Marta is almost as devoted to her shih tzu dog Luna. She also loves shopping for clothes. And during the course of the 2019 W Series season, she made a new best friend in W Series driver Vicky Piria, 26, from Italy.

“Vicky and I got on really well from the beginning,” Marta says, “because we have similar personalities. Also, I speak Italian, which means we can communicate very easily. She’s like a big sister to me and she’s given me lots of good advice.”

Meanwhile, Esther, Marta’s real big sister, supports her but has not followed her into racing. The 22-year-old is a business studies student at Manchester University in the UK.

Without a shadow of a doubt, Marta was one of the stars of the inaugural W Series season, 2019, finishing fourth in the championship and winning the fourth race, in July, at Norisring, a tight circuit consisting of short straights and slow corners that require hard but precise braking. “I think my successes in karting taught me how to be quick under braking, and in slow corners and hairpins,” she says. “Now I just need to get better in fast corners too.” She may be right, but her consistency, season-long, was nonetheless impressive, especially for one so young.
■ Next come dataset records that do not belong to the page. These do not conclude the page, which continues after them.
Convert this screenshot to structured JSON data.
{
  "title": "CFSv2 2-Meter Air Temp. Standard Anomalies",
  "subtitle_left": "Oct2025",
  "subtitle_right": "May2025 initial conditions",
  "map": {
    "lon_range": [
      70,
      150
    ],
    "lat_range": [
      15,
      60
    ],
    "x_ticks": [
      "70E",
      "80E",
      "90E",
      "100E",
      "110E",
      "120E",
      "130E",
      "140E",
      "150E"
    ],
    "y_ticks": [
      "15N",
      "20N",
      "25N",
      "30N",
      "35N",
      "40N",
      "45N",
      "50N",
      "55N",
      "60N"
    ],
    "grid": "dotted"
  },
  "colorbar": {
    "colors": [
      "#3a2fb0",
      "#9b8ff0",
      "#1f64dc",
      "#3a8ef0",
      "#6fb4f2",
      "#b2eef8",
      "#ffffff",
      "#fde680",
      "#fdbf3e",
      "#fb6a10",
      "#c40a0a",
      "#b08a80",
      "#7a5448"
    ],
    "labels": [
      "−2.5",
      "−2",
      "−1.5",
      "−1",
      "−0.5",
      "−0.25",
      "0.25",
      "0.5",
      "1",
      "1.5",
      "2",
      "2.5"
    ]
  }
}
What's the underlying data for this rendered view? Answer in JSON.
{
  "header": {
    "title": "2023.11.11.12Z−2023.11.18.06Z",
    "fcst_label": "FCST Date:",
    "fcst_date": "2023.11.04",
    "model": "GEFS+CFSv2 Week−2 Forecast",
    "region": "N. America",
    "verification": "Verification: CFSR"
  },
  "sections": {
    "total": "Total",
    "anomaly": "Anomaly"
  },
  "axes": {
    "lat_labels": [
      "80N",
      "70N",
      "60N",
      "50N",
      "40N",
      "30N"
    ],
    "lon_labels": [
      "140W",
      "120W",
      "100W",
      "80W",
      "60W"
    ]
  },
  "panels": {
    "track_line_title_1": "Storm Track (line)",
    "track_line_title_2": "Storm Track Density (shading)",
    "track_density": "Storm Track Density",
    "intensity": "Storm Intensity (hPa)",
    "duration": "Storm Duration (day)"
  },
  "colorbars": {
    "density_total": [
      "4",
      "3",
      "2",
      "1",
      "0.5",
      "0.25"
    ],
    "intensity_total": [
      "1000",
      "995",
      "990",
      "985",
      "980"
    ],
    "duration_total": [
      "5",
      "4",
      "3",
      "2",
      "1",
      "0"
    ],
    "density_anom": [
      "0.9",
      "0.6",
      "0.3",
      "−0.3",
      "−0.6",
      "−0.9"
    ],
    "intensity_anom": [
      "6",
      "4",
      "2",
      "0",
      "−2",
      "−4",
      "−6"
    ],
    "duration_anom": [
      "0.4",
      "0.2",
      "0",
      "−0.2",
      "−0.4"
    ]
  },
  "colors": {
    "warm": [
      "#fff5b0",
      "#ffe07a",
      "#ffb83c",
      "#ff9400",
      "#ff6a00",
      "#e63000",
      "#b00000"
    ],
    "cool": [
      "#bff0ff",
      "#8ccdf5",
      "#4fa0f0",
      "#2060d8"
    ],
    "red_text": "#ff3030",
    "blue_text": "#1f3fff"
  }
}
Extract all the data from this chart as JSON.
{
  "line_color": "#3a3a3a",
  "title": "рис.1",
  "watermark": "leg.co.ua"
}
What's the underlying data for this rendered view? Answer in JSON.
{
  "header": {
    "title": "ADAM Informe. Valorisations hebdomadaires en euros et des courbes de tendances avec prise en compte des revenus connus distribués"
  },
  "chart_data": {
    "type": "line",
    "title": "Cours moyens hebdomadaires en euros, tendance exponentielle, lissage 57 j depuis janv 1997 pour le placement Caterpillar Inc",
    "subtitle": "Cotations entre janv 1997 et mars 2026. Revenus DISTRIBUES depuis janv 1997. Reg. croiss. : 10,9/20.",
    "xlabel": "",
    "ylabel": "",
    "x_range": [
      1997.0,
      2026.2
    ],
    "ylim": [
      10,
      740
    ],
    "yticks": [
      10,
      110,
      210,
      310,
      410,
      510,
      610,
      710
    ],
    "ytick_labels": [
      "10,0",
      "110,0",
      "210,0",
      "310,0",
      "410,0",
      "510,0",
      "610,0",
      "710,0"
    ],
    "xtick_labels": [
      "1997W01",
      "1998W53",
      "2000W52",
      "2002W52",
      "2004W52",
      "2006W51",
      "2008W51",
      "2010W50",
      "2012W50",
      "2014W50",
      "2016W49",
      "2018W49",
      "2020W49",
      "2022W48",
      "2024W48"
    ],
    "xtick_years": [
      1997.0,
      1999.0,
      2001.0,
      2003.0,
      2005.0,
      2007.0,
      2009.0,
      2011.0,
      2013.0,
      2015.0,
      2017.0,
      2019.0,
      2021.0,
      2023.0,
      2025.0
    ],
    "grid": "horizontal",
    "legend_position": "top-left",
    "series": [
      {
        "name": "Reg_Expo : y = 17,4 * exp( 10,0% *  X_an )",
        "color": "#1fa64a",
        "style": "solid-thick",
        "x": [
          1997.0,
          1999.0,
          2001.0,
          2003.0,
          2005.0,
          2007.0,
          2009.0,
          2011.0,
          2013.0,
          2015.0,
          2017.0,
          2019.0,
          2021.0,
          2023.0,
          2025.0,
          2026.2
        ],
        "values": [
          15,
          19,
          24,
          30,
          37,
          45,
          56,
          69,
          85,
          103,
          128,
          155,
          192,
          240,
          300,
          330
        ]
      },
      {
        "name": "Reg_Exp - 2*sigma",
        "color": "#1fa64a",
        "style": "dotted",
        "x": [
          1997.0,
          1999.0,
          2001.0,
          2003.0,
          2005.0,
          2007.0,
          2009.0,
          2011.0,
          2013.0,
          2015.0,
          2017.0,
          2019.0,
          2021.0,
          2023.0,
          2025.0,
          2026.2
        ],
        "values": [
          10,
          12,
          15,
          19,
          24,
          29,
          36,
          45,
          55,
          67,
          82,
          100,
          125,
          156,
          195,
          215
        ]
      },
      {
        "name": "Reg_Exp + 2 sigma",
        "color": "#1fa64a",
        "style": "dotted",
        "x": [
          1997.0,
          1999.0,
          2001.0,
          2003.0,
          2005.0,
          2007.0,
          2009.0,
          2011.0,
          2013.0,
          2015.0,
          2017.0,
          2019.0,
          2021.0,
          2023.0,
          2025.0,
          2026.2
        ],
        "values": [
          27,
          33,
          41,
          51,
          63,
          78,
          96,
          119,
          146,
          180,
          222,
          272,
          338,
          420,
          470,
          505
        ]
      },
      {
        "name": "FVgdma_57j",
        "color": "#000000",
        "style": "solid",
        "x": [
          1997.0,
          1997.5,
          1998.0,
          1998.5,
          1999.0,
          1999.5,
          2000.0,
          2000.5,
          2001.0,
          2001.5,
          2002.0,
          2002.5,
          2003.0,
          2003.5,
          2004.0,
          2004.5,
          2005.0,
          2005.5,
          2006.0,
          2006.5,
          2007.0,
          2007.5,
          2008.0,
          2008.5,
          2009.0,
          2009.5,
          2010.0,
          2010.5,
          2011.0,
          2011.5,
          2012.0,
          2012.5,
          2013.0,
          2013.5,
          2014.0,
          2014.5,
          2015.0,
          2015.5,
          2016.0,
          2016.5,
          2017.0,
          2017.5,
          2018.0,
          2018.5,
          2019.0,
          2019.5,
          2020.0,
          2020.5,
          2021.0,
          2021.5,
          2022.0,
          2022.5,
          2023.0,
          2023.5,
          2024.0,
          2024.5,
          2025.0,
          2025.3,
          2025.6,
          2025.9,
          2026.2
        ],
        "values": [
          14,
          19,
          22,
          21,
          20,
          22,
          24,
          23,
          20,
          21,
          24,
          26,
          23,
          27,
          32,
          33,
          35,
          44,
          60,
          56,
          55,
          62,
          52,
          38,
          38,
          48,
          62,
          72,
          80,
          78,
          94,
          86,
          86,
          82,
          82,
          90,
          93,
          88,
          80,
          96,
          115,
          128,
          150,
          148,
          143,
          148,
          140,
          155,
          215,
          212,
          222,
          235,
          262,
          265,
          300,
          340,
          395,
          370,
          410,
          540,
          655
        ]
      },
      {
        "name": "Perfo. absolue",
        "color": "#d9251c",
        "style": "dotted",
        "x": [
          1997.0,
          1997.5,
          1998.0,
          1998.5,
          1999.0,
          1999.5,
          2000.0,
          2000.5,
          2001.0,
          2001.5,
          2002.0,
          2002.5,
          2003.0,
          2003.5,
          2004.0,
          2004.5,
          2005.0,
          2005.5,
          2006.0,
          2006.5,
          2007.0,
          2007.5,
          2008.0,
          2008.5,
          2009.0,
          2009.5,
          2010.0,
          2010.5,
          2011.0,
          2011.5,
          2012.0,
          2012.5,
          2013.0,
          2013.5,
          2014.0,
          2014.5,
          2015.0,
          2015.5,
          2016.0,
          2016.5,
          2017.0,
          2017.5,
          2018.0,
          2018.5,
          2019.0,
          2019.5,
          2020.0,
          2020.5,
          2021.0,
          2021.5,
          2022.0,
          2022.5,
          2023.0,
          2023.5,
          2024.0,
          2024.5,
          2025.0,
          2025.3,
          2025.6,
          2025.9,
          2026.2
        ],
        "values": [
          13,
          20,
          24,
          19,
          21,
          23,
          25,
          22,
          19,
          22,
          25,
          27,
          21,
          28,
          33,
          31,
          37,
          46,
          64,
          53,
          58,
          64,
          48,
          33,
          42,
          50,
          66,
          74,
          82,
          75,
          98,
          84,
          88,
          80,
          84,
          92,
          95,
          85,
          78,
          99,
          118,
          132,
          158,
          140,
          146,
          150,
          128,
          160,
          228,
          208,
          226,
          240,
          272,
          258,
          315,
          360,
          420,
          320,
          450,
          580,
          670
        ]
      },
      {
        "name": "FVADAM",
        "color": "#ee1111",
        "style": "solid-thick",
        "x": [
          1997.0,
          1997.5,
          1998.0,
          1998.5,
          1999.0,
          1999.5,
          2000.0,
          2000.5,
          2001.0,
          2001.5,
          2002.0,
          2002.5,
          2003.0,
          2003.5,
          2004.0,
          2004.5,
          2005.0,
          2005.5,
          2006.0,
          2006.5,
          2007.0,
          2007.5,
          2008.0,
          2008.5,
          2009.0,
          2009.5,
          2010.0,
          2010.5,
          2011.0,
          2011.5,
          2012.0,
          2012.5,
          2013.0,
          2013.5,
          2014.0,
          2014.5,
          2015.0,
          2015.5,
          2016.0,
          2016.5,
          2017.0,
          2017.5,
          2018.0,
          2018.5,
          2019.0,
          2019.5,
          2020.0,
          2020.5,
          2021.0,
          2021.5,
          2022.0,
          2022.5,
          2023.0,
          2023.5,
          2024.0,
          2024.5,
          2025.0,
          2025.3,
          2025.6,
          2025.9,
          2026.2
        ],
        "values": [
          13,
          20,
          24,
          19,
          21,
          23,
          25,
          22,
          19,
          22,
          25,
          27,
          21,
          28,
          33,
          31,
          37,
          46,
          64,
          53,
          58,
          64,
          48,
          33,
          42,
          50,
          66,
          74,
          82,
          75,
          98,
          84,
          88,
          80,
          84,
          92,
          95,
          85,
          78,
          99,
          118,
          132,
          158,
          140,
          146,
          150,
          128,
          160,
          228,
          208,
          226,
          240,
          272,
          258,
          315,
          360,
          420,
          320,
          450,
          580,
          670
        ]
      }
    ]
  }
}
She scored points in all six W Series races, finishing third, fourth, sixth, first, ninth and eighth, in that order.

“W Series has been great for me,” she says. “It’s a wonderful opportunity. Without W Series, in fact, I probably wouldn’t have been able to race anything last year, and I wouldn’t therefore have been able to show what I can do. And I’m really looking forward to the 2020 season. It’s like everything in life: this time I know what to do, so I’ll be able to do it better. And I can’t wait to get back in the car and prove just that.”